FINRA Sanctions Firm Over Unsupervised Influencer Marketing
A firm settled FINRA charges for failing to adequately supervise influencer social media communications and maintain required records.
According to the AWC, the firm "paid 110 individuals" to promote its platform on social media, compensating them either per promotional post or for each new account opened through unique referral links supplied by the firm. FINRA said the firm provided influencers with a welcome email and a "Content Creator Kit" that included examples of "great pieces [for] content created about" the firm, along with "key talking points," such as the firm's app is "free to use and there are $0 commission fees on standard trades." FINRA found that influencer content drove significant activity for the firm, resulting in "customers open[ing] and fund[ing] more than 23,000 new accounts ... using the unique referral links."

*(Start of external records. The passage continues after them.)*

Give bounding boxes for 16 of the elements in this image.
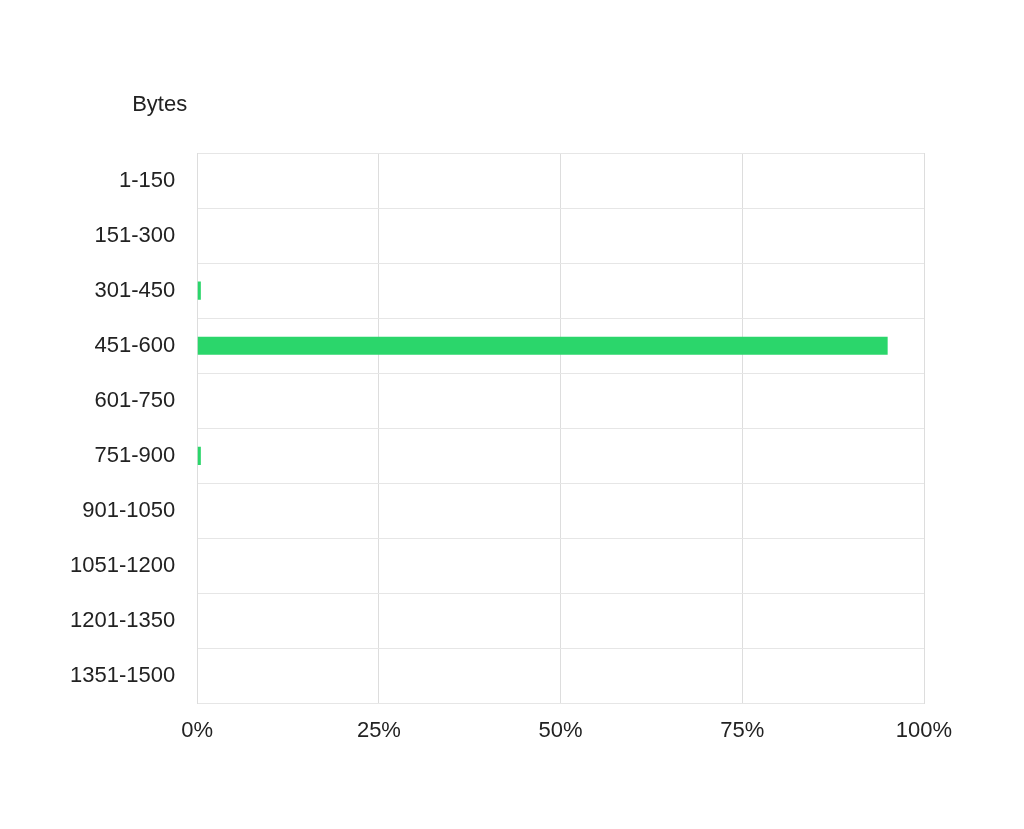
y-tick-label: 901-1050 <box>82 496 176 522</box>
x-tick-label: 25% <box>356 716 401 742</box>
y-tick-label: 301-450 <box>94 276 176 302</box>
y-tick-label: 751-900 <box>94 441 176 467</box>
y-tick-label: 1351-1500 <box>69 662 176 688</box>
x-tick-label: 75% <box>720 716 765 742</box>
x-tick-label: 0% <box>181 716 214 742</box>
y-tick-label: 151-300 <box>94 221 176 247</box>
y-tick-label: 1-150 <box>118 166 176 192</box>
x-tick-label: 100% <box>895 716 953 742</box>
y-tick-label: 1051-1200 <box>69 552 176 578</box>
y-tick-label: 451-600 <box>94 331 176 357</box>
y-tick-label: 601-750 <box>94 386 176 412</box>
x-tick-label: 50% <box>538 716 583 742</box>
y-tick-label: 1201-1350 <box>69 607 176 633</box>
y-axis-title: Bytes <box>132 91 188 117</box>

FINRA concluded that some influencer posts were "not fair and balanced" or included "misleading or unwarranted" claims. FINRA noted that influencers promoted "commission free trades" without disclosing that other fees may apply or providing a link to the firm’s fee schedule. FINRA found that influencers also encouraged fractional share trading without disclosing that such shares "may not be transferable to another broker-dealer," and failed to clearly identify their posts as paid advertisements.
FINRA determined that the firm failed to have a "registered principal approve" all influencer-created "static posts promoting the firm" before they were published on social media and also did not retain copies of all promotional posts or maintain records identifying the approving principal and the "date of approval."

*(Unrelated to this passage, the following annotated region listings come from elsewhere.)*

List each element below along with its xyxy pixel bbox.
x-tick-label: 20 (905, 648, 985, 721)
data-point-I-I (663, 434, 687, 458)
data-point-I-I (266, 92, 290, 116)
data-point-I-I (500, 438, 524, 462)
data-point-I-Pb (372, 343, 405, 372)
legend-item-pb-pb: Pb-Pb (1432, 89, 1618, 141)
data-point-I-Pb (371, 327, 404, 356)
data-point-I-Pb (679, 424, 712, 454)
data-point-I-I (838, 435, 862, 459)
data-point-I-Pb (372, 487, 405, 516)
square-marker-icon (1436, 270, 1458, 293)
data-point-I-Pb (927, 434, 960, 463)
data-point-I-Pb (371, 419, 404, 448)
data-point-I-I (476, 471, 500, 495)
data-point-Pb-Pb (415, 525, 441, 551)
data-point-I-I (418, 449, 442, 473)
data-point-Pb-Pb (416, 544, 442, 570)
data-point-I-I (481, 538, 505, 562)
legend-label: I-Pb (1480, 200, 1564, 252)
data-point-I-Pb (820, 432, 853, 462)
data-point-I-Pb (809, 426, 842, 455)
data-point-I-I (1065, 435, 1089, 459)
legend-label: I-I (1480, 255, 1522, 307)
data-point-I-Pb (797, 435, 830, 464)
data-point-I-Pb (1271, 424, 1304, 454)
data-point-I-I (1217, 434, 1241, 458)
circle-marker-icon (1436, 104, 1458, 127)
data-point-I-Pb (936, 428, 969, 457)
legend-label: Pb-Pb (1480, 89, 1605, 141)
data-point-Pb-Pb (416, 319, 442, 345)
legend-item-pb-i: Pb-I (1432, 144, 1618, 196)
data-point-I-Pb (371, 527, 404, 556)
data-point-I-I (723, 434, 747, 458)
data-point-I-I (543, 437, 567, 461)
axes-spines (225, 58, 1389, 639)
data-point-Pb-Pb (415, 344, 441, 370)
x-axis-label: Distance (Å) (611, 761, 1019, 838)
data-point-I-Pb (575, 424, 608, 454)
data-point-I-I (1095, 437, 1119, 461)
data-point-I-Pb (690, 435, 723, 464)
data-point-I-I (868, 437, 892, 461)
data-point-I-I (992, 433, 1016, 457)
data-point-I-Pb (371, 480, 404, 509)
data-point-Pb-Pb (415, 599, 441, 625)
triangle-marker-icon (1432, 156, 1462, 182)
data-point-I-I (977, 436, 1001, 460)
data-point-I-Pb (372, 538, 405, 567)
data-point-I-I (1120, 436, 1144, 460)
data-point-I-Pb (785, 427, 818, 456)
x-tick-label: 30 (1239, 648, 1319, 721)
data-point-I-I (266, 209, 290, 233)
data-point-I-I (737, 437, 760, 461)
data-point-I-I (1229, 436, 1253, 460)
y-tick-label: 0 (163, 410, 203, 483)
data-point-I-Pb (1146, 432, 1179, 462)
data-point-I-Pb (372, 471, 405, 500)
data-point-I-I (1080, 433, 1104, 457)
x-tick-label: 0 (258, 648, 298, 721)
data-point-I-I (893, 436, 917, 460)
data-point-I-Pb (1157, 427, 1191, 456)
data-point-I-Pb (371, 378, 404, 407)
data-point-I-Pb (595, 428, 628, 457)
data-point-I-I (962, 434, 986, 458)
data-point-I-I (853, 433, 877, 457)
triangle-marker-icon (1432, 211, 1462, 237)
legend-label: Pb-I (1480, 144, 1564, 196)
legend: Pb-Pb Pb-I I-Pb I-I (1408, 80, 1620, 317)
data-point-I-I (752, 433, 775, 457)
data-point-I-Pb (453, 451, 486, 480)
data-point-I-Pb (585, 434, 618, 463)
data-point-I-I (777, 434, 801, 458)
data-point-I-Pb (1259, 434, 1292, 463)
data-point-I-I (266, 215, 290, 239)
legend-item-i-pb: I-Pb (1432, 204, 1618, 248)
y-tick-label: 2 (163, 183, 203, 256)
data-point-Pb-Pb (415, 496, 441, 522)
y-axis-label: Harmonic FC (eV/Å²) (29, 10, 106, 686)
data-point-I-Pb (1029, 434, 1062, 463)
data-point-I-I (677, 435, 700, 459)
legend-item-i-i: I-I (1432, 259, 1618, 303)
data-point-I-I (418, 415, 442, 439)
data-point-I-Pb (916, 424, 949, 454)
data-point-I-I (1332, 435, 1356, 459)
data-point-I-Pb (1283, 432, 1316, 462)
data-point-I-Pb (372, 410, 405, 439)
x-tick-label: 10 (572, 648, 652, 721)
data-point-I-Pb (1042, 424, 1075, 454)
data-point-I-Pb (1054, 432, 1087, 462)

FINRA also found that the firm failed to establish a supervisory system, including written supervisory procedures, reasonably designed "to supervise [influencer-created] retail communications." FINRA found that the firm's supervisory system was not "reasonably designed to preserve records related to the influencers’ communications."

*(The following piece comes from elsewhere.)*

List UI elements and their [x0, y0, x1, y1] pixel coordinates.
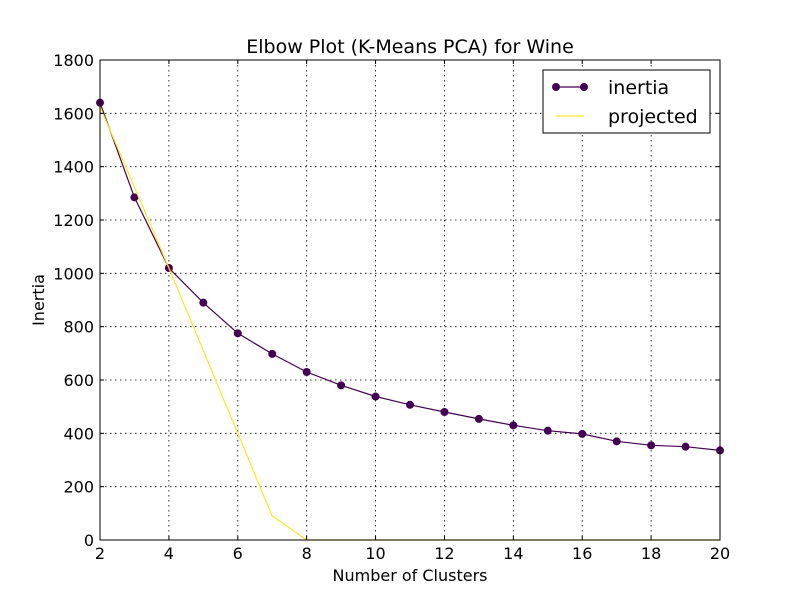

The firm settled FINRA charges for violations of Rules 2010 ("Standards of Commercial Honor and Principles of Trade"), 2210 ("Communications with the Public"), 3110 ("Supervision") and 4511 ("General Requirements"); and Exchange Act Section 17(a) ("Records and Reports") and Rule 17a-4 ("Records to be preserved by certain exchange members, brokers and dealers").
To settle the charges, the firm agreed to (i) a censure, (ii) pay a $350,000 fine, and (iii) a written certification, from a senior management member, within 60 days confirming the firm has remediated the issues identified in the AWC and implemented an adequate supervisory system.